We deeply believe that if the phrase “Great Commission Baptists” is regularly used in publications and promotions of the Southern Baptist Convention, as well as in state conventions, associations and churches, that it would provide an identification that not only tells who we are, but what our mission as Southern Baptists is — the fulfillment of the Great Commission.
This is our prayerful report to the president. Thank you for allowing us to report this to him and to you during your Executive Committee meeting tonight.
In addition to Jimmy Draper, the other members of the task force are:
— Michael Allen, senior pastor of Uptown Baptist Church in Chicago.
— Marshall Blaylock, pastor of First Baptist Church in Charleston, S.C.
— David Dockery, president of Union University in Jackson, Tenn.
— Tom Elliff, president of the International Mission Board.
— Kevin Ezell, president of the North American Mission Board.
— Ken Fentress, senior pastor of Montrose Baptist Church in Rockwell, Md.
— Micah Fries, senior pastor of Frederick Boulevard Baptist Church in St.
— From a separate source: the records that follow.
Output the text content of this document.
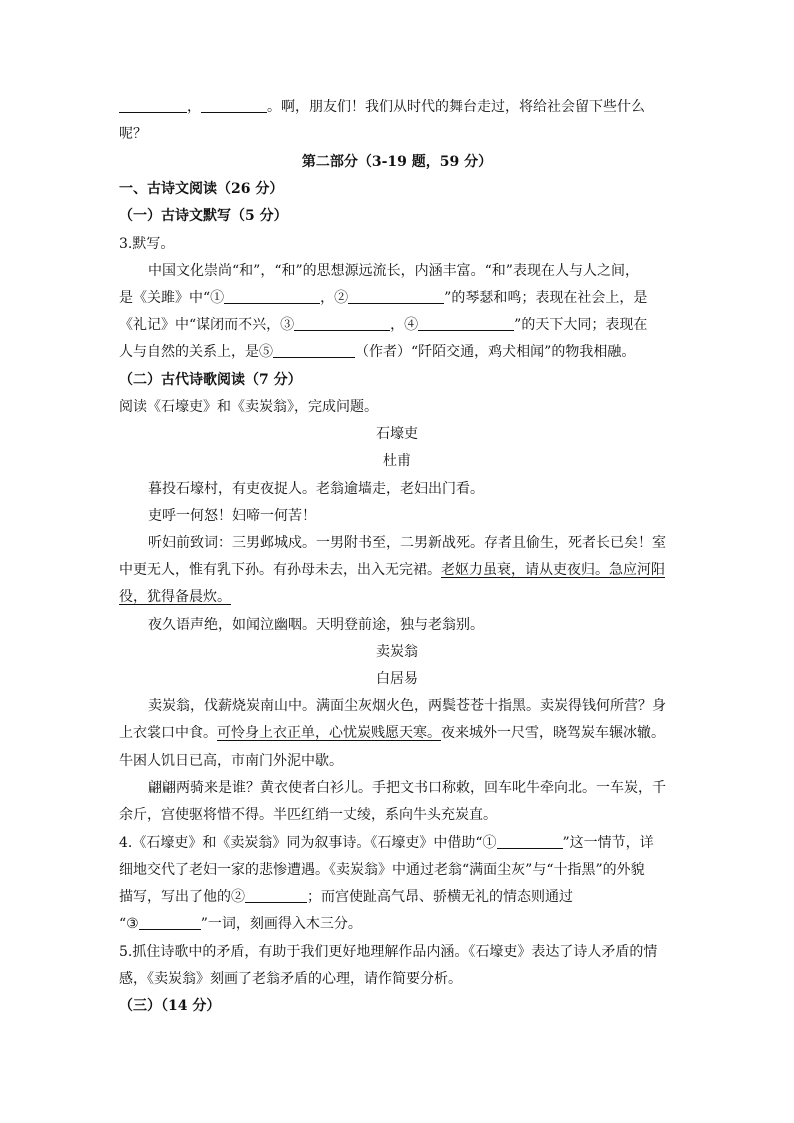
，	。啊，朋友们！我们从时代的舞台走过，将给社会留下些什么
呢？
第二部分（3-19 题，59 分）
一、古诗文阅读（26 分）
（一）古诗文默写（5 分）
3.默写。
中国文化崇尚“和”，“和”的思想源远流长，内涵丰富。“和”表现在人与人之间，
是《关雎》中“①	，②	”的琴瑟和鸣；表现在社会上，是
《礼记》中“谋闭而不兴，③	，④	”的天下大同；表现在
人与自然的关系上，是⑤	（作者）“阡陌交通，鸡犬相闻”的物我相融。
（二）古代诗歌阅读（7 分）
阅读《石壕吏》和《卖炭翁》，完成问题。
石壕吏
杜甫
暮投石壕村，有吏夜捉人。老翁逾墙走，老妇出门看。
吏呼一何怒！妇啼一何苦！
听妇前致词：三男邺城戍。一男附书至，二男新战死。存者且偷生，死者长已矣！室
中更无人，惟有乳下孙。有孙母未去，出入无完裙。老妪力虽衰，请从吏夜归。急应河阳
役，犹得备晨炊。
夜久语声绝，如闻泣幽咽。天明登前途，独与老翁别。
卖炭翁
白居易
卖炭翁，伐薪烧炭南山中。满面尘灰烟火色，两鬓苍苍十指黑。卖炭得钱何所营？身
上衣裳口中食。可怜身上衣正单，心忧炭贱愿天寒。夜来城外一尺雪，晓驾炭车辗冰辙。
牛困人饥日已高，市南门外泥中歇。
翩翩两骑来是谁？黄衣使者白衫儿。手把文书口称敕，回车叱牛牵向北。一车炭，千
余斤，宫使驱将惜不得。半匹红绡一丈绫，系向牛头充炭直。
4.《石壕吏》和《卖炭翁》同为叙事诗。《石壕吏》中借助“①	”这一情节，详
细地交代了老妇一家的悲惨遭遇。《卖炭翁》中通过老翁“满面尘灰”与“十指黑”的外貌
描写，写出了他的②	；而宫使趾高气昂、骄横无礼的情态则通过
“③	”一词，刻画得入木三分。
5.抓住诗歌中的矛盾，有助于我们更好地理解作品内涵。《石壕吏》表达了诗人矛盾的情
感，《卖炭翁》刻画了老翁矛盾的心理，请作简要分析。
（三）（14 分）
Joseph, Mo.
— Aaron Harvie, lead pastor of Riverside Community Church in Philadelphia, Pa.
— Susie Hawkins, speaker, Bible study teacher and missions volunteer from Dallas.
— Fred Hewett, executive director of the Montana Southern Baptist Convention.
— Cathy Horner, Bible teacher and pastor’s wife from Providence Baptist Church in Raleigh, N.C.
— Benjamin Jo, pastor of Hana Korean Baptist Church in Las Vegas.
— R. Albert Mohler Jr., president of Southern Baptist Theological Seminary in Louisville, Ky.
— Paige Patterson, president of Southwestern Baptist Theological Seminary in Fort Worth, Texas.
— Bob Sena, retired director of Hispanic resource development and equipping in the North American Mission Board’s church planting group.
— Roger Spradlin, co-pastor of Valley Baptist Church in Bakersfield, Calif., and chairman of the SBC Executive Committee.
— John Sullivan, executive director-treasurer of the Florida Baptist Convention.
— Jay Wolf, senior pastor of First Baptist Church in Montgomery, Ala.